Résultat séduisant et intéressant, peut-être trop timide et trop préparé - on ne
sent guère l'improvisation - mais, comme aurait dit Baudelaire, enfin du nouveau !
Deux opéras presque inconnus
Le succès inextinguible des Pins de Rome et des Fontaines de Rome a
fait bien du mal à Respighi en occultant le reste de son oeuvre pourtant foisonnante et
multiforme. La Campana sommersa, écrit dans les années vingt d'après le drame
symboliste Die Versunhene Glocke de Gerhardt Hauptmann, convoité par Ravel, est
un opéra fort et original, plus proche de Debussy et Britten que de Puccini, et qui
devrait tenter les metteurs en scène d'aujourd'hui et les détourner de leurs vaines
entreprises de renouveler une fois de plus Cosi fan tutte ou Ariane à Naxos.

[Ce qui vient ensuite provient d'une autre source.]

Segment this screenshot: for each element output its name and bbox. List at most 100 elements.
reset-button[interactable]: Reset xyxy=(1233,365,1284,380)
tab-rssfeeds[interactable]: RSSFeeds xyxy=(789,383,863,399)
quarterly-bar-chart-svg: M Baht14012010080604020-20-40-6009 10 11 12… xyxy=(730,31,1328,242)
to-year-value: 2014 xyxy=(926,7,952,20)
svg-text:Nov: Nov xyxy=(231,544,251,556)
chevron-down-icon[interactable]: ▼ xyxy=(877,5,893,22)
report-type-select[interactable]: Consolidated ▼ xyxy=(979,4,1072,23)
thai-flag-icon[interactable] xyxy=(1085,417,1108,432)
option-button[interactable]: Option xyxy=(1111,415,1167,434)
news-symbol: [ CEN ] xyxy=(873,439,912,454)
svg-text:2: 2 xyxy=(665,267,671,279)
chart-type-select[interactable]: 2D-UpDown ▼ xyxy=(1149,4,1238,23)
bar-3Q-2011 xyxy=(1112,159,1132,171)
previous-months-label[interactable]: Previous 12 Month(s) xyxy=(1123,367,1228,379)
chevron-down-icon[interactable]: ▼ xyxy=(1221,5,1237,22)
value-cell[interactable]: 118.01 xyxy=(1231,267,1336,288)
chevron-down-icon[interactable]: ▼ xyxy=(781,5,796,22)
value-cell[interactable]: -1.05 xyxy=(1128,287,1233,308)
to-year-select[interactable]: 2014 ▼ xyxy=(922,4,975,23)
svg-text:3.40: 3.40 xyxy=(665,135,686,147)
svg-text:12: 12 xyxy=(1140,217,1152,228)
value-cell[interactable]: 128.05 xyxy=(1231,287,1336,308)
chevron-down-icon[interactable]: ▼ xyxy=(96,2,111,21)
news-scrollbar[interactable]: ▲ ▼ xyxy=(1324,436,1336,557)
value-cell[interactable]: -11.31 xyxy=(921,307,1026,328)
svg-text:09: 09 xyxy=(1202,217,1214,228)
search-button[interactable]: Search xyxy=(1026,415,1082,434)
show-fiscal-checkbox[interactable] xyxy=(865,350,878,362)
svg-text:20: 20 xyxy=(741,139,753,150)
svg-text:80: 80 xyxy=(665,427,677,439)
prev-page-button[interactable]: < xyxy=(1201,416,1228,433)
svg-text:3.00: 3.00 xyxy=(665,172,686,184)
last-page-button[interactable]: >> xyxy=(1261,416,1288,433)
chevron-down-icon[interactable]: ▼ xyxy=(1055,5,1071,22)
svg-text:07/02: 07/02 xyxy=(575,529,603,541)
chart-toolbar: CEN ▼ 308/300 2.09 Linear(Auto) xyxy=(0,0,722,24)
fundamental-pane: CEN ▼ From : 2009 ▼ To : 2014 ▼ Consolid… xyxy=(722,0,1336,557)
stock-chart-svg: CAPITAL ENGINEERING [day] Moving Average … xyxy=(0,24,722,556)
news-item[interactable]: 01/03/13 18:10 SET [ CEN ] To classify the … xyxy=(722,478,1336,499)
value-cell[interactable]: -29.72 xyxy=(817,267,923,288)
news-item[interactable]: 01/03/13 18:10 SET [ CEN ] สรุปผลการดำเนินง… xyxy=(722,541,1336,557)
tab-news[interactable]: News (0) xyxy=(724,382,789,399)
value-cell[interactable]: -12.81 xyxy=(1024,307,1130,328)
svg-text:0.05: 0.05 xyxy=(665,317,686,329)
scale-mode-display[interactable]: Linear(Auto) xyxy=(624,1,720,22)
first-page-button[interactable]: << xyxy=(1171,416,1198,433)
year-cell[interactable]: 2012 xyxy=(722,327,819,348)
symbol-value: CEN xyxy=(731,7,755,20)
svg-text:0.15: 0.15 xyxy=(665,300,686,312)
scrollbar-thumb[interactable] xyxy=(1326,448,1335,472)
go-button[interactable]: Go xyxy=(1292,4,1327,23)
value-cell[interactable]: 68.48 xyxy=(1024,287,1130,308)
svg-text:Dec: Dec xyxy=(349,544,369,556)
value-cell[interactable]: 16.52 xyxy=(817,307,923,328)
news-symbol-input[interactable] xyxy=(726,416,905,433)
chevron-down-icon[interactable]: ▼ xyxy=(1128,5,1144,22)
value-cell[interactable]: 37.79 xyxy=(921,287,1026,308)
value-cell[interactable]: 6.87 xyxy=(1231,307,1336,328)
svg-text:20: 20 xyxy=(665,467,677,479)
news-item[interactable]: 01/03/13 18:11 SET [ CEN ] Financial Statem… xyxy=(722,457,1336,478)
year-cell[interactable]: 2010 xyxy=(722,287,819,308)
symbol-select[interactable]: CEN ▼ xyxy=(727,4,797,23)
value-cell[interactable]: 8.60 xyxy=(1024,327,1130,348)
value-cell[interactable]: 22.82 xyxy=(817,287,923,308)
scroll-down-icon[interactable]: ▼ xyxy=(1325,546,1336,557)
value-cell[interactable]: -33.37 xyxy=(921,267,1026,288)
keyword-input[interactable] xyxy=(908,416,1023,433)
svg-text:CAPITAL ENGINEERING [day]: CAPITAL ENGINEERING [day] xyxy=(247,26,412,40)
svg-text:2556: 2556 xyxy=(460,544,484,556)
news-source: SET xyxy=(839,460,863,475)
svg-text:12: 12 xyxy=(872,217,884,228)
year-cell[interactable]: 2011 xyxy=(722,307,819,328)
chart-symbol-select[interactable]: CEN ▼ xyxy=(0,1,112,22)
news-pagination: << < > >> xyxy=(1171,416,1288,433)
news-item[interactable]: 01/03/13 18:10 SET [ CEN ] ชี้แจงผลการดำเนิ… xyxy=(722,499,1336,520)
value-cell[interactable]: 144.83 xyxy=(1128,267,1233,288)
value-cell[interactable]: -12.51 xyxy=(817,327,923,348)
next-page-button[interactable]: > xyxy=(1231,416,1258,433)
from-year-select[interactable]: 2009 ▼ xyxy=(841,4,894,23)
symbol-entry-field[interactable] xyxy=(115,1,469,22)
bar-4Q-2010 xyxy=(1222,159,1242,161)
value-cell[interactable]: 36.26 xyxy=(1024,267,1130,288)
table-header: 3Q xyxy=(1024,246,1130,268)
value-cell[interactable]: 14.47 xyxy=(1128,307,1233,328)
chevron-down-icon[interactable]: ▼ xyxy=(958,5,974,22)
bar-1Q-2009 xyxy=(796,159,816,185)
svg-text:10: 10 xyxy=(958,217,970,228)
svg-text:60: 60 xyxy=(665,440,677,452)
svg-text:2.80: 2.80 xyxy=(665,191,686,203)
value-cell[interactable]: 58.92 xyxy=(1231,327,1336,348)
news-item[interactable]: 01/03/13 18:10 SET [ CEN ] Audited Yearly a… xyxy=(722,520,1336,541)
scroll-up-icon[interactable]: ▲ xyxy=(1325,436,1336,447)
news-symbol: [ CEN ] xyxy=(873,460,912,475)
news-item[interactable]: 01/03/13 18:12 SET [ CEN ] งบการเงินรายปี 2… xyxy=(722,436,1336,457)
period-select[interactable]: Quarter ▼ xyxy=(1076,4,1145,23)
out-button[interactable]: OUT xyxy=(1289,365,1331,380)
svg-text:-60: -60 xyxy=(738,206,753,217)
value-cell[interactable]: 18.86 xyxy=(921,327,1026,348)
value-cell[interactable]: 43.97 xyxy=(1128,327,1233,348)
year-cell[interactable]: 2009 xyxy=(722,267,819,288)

Bien sûr, il y a dans la Campana sommersa la rage de tous les compositeurs des
années vingt de faire aussi bien que Pelleas, mais le style italien, les arias superbes
confiées aux principaux solistes - ténor et soprano, les excellents Laura Aikin et John
Daszak dans l'enregistrement récent par l'Orchestre national de Montpellier dirigé par
Friedemann Layer (2 CD ACCORD 476
1884) - sont de nature à emporter l'adhésion du
public.
Straszny Dwor (Le Manoir hanté) du Polonais Stanislaw Moniuszko (1819-1872),
enregistré voici peu par les solistes, les choeurs et l'orchestre de l'Opéra national de
Varsovie dirigés par Jacek Laspszyk (2
CD EMI 5 57489 2), est l'archétype de l'opéra
polonais patriotique du 19ème siècle, comme La Vie pour le Tsar (violemment
antipolonais) de Glinka est celui de l'opéra russe. Aucune innovation, des airs simples
et bien jolis, une grandiloquence de bon aloi : une curiosité à découvrir si vous aimez
Auber ou Meyerbeer.
Bartok et flûte éclectique
Bartok est, lui aussi, victime du succès d'un nombre relativement restreint de ses
oeuvres, surjouées. Pour lui, comme pour d'autres (Prokofiev notamment), interprètes et
organisateurs de concerts devraient faire preuve de courage et s'intéresser à la partie
immergée de l'iceberg. Ainsi des deux Sonates pour violon et piano et de la Sonate
pour violon seul, enregistrés par Christian Tetzlaff, violon, et Leif Ove Andsnes (1 CD VIRGIN 5 45668 2). Les Sonates pour violon et piano datent de la période la plus
créative de Bartok, au début des années vingt. En mariant recherches formelles fondées
sur le dodécaphonisme et folklore hongrois, Bartok donne un exemple éclatant - hélas
sans émule sérieux, le génie est chose rare - de ce que peut être l'innovation non
pour elle-même mais au service de l'inspiration. La Sonate pour violon seul,
commandée par Menuhin alors que Bartok était dans la misère aux États-Unis, et
terminée peu avant sa mort, est sans doute le sommet de son oeuvre : dans un total
dépouillement, avec une perfection de la forme qui rejoint Bach, Bartok atteint, comme
Bach avec l'Art de la Fugue, à l'absolu, après lequel il n'est plus que
silence.
Pour terminer sur une note plus détendue, si vous aimez la flûte et le grand Michel
Debost, digne successeur de Jean-Pierre Rampal, si vous avez aimé les trois disques
"Flûte Panorama", vous aimerez le nouveau "Panorama pour
flûte et orchestre", produit par notre camarade Jean-Pierre Ferey (1 CD SKARBO DSK 3042). Avec l'Orchestre symphonique de Miskole (Hongrie), dirigé par
François-Xavier Roth, Michel Debostjoue des pièces charmantes qui n'ont d'autre objet
que d'être agréables tout en étant bien écrites, de Saint-Saëns, Chaminade,
Bernstein, et même Boulez, et d'auteurs moins connus comme Arthur Foote, avec A Night
Piece qui aurait pu inspirer Miles Davis.